Doctor Davis had been a veterinarian in the Army during World War II. He served with General Frank Merrill on his march across the jungles of Burma. He had been the veterinarian who cared for the mules used by Merrill’s Marauders. If for no other reason, I had great respect for this man.

***

“Are you used to working with horses?” Doctor Davis asked.

“I have been around them most of my life,” I said. “But, other than riding, I haven’t really worked on any.”

“So there are few things we need to go over about working on a horse,” Doctor Davis said. “The horse is a powerful animal, and it can cause serious injury to the careless handler. The only way to avoid injury from a horse is to be in the right place at the right time, and the only way you can be sure that will happen is to be at the right all the time.”

“That makes sense,” I said.

“The horse strikes with his front feet,” Doctor Davis said. “He strikes straight forward. If you are in front of him, you are at risk. Work from his shoulder if you can. The same thing can be said about the other end. The horse seldom cow-kicks. He kicks straight back, so work from his hip if you can. We put a horse in stocks at the hospital while working with them. That protects both the horse and the doctor. But you will be in situations where you will be working with an unrestrained horse. You just have to learn to protect yourself.”

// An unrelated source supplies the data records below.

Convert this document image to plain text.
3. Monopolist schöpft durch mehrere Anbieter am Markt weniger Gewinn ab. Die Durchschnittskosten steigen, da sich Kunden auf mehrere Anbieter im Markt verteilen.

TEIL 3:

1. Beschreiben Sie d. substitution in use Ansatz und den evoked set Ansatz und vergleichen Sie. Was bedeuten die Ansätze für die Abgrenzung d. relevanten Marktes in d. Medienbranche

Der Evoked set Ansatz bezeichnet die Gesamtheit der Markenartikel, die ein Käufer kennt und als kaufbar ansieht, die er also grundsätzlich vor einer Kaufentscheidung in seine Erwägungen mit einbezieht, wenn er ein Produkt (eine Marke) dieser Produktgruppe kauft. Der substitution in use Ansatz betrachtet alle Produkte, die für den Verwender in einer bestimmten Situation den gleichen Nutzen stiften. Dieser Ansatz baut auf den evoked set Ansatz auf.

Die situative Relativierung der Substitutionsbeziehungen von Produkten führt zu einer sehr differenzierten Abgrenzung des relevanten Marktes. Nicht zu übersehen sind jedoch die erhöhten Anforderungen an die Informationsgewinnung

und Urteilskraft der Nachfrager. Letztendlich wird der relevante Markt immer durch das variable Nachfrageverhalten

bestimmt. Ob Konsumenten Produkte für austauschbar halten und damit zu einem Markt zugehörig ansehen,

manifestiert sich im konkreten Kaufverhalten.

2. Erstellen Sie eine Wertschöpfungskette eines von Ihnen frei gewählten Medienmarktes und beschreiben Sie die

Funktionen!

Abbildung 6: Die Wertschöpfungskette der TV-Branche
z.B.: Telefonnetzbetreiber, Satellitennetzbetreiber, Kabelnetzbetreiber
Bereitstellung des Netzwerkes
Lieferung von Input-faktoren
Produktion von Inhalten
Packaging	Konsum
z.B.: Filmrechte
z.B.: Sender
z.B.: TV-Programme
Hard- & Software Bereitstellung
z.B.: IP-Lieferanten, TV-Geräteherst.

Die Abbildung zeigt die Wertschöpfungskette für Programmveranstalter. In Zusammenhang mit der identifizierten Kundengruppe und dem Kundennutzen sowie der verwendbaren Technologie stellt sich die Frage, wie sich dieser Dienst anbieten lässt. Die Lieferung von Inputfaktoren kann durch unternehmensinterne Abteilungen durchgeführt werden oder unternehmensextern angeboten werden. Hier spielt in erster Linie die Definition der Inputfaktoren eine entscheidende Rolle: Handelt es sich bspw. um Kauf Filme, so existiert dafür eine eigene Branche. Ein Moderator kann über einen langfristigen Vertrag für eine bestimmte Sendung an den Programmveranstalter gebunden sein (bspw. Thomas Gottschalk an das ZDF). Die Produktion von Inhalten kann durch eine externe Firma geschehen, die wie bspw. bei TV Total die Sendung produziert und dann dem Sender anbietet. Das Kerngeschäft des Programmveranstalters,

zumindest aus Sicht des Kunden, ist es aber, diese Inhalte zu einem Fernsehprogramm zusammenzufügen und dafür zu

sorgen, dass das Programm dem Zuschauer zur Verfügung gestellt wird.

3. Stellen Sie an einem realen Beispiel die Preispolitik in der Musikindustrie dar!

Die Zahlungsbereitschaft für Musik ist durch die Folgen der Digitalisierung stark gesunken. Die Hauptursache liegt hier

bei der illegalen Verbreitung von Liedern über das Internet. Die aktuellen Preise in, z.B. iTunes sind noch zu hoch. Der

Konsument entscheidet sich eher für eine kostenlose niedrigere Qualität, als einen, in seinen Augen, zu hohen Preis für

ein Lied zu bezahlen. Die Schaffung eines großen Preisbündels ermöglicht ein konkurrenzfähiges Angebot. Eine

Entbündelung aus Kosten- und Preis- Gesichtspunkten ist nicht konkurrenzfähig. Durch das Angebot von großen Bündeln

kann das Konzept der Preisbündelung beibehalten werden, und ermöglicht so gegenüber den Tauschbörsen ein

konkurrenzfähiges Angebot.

We got down to the project at hand after that brief instruction. During the next hour, Doctor Davis showed me a roadmap of the horse’s leg. His calloused fingertips followed the path of nerves, vessels, tendons, and ligaments. I learned more in that hour than in the preceding weeks of dissection.

“With practice, you will learn to see with your fingertips,” Doctor Davis said. “In this profession, where you will be without an x-ray in many cases, seeing with your fingertips becomes vital to your success.”

We led the horse out to the paddock and let him run when we were done. 

“I would guess you were in the service,” Doctor Davis said.

“Why do you say that?” I asked.

“You’re older, and you conduct yourself with a bit of military bearing,” Doctor Davis said.

“I was in the Army Security Agency,” I said. “I was at a couple of listening posts on a couple of borders, no major action. I was in South Korea and West Germany. Interesting times and it allowed me to grow up. Nothing like what you went through.”

“That was a long time ago,” Doctor Davis said. “You will do well in this profession. It was fun spending some time with you today.”

“Yes, I learned more about the horse’s leg today than I learned in the lab over the last two weeks,” I said. “Thanks a lot for your time.”

“The freshman year is the hardest,” Doctor Davis said. “There is just so much to learn. It will get better when you get over to the hospital and start working on live animals.”